It was very touching to watch considering that Mr. Thomas comes from a heritage of the performing arts right here in New York (see NYSD/Stella Adler). Sentiment emerges for me when I see these things. Grandfather of the conductor comes to the New World from Russia at the end of the 19th century, creates an influential Yiddish theatre in America that establishes traditions in American culture which extend all the way up into the 21st century in the persona of his grandson, himself a thoroughly American creative personality, performer and symphony conductor. This sort of thing remains in my craw as the ideal of What America Really Is. As is Carnegie Hall. And so there we were last night drinking up all this nectar.

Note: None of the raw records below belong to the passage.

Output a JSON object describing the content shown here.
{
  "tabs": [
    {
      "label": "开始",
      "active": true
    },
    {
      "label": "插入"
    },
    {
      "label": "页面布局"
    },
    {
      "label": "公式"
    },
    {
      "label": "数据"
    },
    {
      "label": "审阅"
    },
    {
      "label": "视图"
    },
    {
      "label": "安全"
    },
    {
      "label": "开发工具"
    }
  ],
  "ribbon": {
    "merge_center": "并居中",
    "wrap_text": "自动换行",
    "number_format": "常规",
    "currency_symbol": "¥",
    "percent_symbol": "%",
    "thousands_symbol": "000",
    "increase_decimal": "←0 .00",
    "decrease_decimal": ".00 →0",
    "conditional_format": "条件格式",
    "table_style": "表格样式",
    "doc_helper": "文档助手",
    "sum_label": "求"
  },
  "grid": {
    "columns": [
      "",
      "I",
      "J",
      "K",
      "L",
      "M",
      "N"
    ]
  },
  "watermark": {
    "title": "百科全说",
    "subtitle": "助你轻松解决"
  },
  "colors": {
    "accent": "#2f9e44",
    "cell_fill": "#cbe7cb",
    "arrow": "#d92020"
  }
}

Carnegie Hall. 6:30 PM. Mercedes Bass enters
Henry Kravis and Marie-Josée Kravis with Mercedes Bass Oscare de la Renta, Barbara Walters, and John Richardson
Rosalind P. Walter, Sydney Shuman, and Vartan Gregorian Sir Howard Stringer and Sir Clive Gillinson Robert A.M. Stern
Katherine Farley, Bruce and Suzie Kovner, and Jerry Speyer Stan Shuman
Joe and Nazee Moinian Adrienne and Gianluigi Vittadini Vernon and Ann Jordan
Kimberly duRoss and James Reginato DPC Caroline Kennedy
Gillian Miniter James Wolfensohn Nancy Kissinger and Bill Cunningham
Catherine Zeta-Jones and Michael Douglas
Nina Bernstein Simmons and Alexander Bernstein (Leonard Bernstein's children) Robert and Ina Caro
In another part of town, the leaders and ministers of many governments all over the world including our own were convening. The hot couple are definitely the Sarkozys who have been staying at the Carlisle or thereabouts since they’ve been spotted there.

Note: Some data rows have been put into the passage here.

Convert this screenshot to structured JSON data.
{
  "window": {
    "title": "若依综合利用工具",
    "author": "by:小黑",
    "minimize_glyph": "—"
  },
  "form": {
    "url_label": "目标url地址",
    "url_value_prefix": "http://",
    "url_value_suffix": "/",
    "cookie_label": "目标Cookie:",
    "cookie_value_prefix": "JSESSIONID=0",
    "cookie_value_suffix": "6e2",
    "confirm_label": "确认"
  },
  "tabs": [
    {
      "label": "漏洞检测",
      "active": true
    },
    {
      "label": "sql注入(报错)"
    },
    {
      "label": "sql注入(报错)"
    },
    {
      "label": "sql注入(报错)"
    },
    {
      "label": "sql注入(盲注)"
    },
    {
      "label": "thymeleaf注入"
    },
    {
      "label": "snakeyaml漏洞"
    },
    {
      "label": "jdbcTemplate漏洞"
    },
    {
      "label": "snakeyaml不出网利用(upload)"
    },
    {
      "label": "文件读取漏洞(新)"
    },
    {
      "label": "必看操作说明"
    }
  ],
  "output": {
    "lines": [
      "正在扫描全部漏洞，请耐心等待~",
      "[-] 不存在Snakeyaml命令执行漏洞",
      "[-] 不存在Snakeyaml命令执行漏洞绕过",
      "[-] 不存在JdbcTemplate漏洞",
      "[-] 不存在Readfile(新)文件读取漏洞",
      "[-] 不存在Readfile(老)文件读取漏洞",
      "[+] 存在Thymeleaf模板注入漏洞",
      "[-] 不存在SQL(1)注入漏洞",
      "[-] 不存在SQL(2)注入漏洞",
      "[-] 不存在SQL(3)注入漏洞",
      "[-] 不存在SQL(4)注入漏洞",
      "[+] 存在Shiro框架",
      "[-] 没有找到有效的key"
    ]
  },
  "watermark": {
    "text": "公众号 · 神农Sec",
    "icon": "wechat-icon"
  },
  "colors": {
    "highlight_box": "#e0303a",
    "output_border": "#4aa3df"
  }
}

Not a few girls I know have found reasons to visit the Carlisle, be it lobby, restaurant, concierge. Women all claim that Monsier le President is a very sexy guy, Napoleonic in suggestion but thoroughly a turn on for the girls in Chanel and in Tory Burch, clicking their Roger Viviers and Manolos at the thought of it. I’m wondering if it’s that Mme. La Carla “gives him sex” as Katharine Hepburn used to say about Ginger Rogers vis-a-vis Fred Astaire. Idle thoughts to take your mind off all the rest and remember Bernstein at Carnegie Hall last night.

Photographs by DPC and Ann Watt.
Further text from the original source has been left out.